Are Late Summer Algae Blooms a Sign of Septic System Failure?

Local pond with algae bloom in late summer and fall

Have you heard of the phenomenon called an “algae bloom?” It is a yearly event that happens in bodies of water during late summer and fall in Ohio. Algae blooms, specifically harmful algal blooms (HABs), can occur when certain types of algae grow rapidly and create dense populations in water bodies. These blooms can have detrimental effects on water quality, aquatic ecosystems, and even human health.

Believe it or not, septic systems can contribute to nutrient pollution in water bodies, which in turn can contribute to the growth of algae, including harmful algal blooms (HABs). Septic systems are decentralized sewage treatment systems commonly used in areas where centralized wastewater treatment plants are not available. While they can be effective when properly maintained, they can also become a source of nutrient pollution if not managed correctly.

Several Factors Contribute to the Prevalence of Algae Blooms During Late Summer and Fall:

Warmer Temperatures:

As the temperature of water bodies increases during the summer, it provides an ideal environment for algae to grow rapidly. Warmer water temperatures enhance the metabolic activity of algae, promoting their reproduction and growth.

Nutrient Availability:

Algae require nutrients like nitrogen and phosphorus to grow. These nutrients are often introduced into water bodies through agricultural runoff, wastewater discharge, and septic run off. In late summer and fall, there might be an accumulation of these nutrients in the water, providing a conducive environment for algae growth.

Stable Conditions:

Late summer and early fall typically exhibit relatively stable weather conditions, including calm waters and consistent temperatures. These conditions can allow algae to thrive without disturbances that might hinder their growth.
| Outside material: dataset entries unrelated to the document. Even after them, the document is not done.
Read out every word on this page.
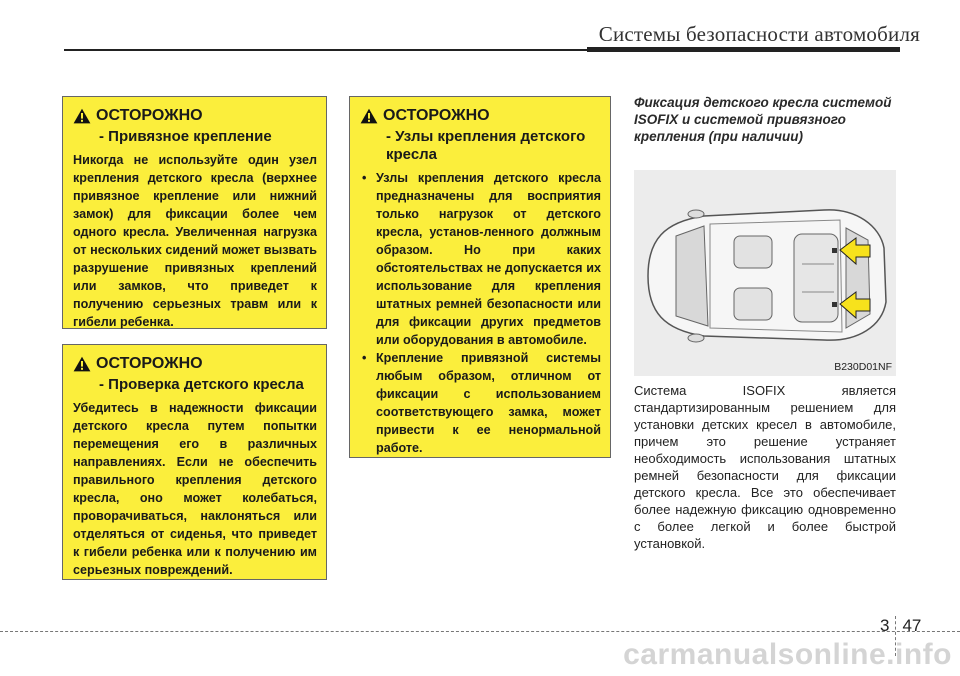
Системы безопасности автомобиля
ОСТОРОЖНО
- Привязное крепление
Никогда не используйте один узел крепления детского кресла (верхнее привязное крепление или нижний замок) для фиксации более чем одного кресла. Увеличенная нагрузка от нескольких сидений может вызвать разрушение привязных креплений или замков, что приведет к получению серьезных травм или к гибели ребенка.
ОСТОРОЖНО
- Проверка детского кресла
Убедитесь в надежности фиксации детского кресла путем попытки перемещения его в различных направлениях. Если не обеспечить правильного крепления детского кресла, оно может колебаться, проворачиваться, наклоняться или отделяться от сиденья, что приведет к гибели ребенка или к получению им серьезных повреждений.
ОСТОРОЖНО
- Узлы крепления детского кресла
• Узлы крепления детского кресла предназначены для восприятия только нагрузок от детского кресла, установ-ленного должным образом. Но при каких обстоятельствах не допускается их использование для крепления штатных ремней безопасности или для фиксации других предметов или оборудования в автомобиле.
• Крепление привязной системы любым образом, отличном от фиксации с использованием соответствующего замка, может привести к ее ненормальной работе.
Фиксация детского кресла системой ISOFIX и системой привязного крепления (при наличии)
B230D01NF
Система ISOFIX является стандартизированным решением для установки детских кресел в автомобиле, причем это решение устраняет необходимость использования штатных ремней безопасности для фиксации детского кресла. Все это обеспечивает более надежную фиксацию одновременно с более легкой и более быстрой установкой.
3 47
carmanualsonline.info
Algae rely on sunlight for photosynthesis, a process through which they produce energy. Longer daylight hours during the summer and early fall provide ample sunlight for algae to carry out photosynthesis efficiently.


In some cases, water bodies might experience a phenomenon called thermal stratification, where warmer, less dense water stays near the surface while cooler, denser water stays at the bottom. This can trap nutrients near the surface, further promoting algae growth.

Are Algae Blooms Harmful?

While not all algae blooms are harmful, certain types of algae can release toxins that are harmful to aquatic life and human health. These toxins can lead to problems such as oxygen depletion in the water, fish kills, and contamination of drinking water sources.

In the state of Ohio, the government still has financial resources dedicated to water pollution control.  The Ohio EPA is offering community help to low to moderate-income homeowners to repair and replace failing home sewage treatment systems including old septic systems. To better manage and prevent algae blooms involves reducing nutrient pollution from sources like agriculture and wastewater treatment plants, as well as improving water quality monitoring and early detection of harmful blooms. You can find information on the state-provided assistance programs HERE

In addition to funding from the state of Ohio, there are also federal funding programs through the EPA. The EPA under the Clean Water State Revolving Fund (CWSRF) will help homeowners upgrade, repair, and replace existing systems.  They will help fund the construction and installation of new systems and the cost associated with the establishment of a responsible management entity (RME) which covers permits, legal fees and more.  Learn more about the program HERE.

How Can Supeck Septic Services Help:

We know that for many, maintaining an old septic system can be a challenge.  The technology for the safety of these septic systems has vastly improved.  If you are a homeowner and you are dealing with a septic tank that is over 30 years old, you may want to plan to replace the unit with a more environmentally friendly system.  Ohioans are not the only state that faces challenges due to improperly maintained or failing septic systems. Many of these failing systems are inherited from previous homeowners.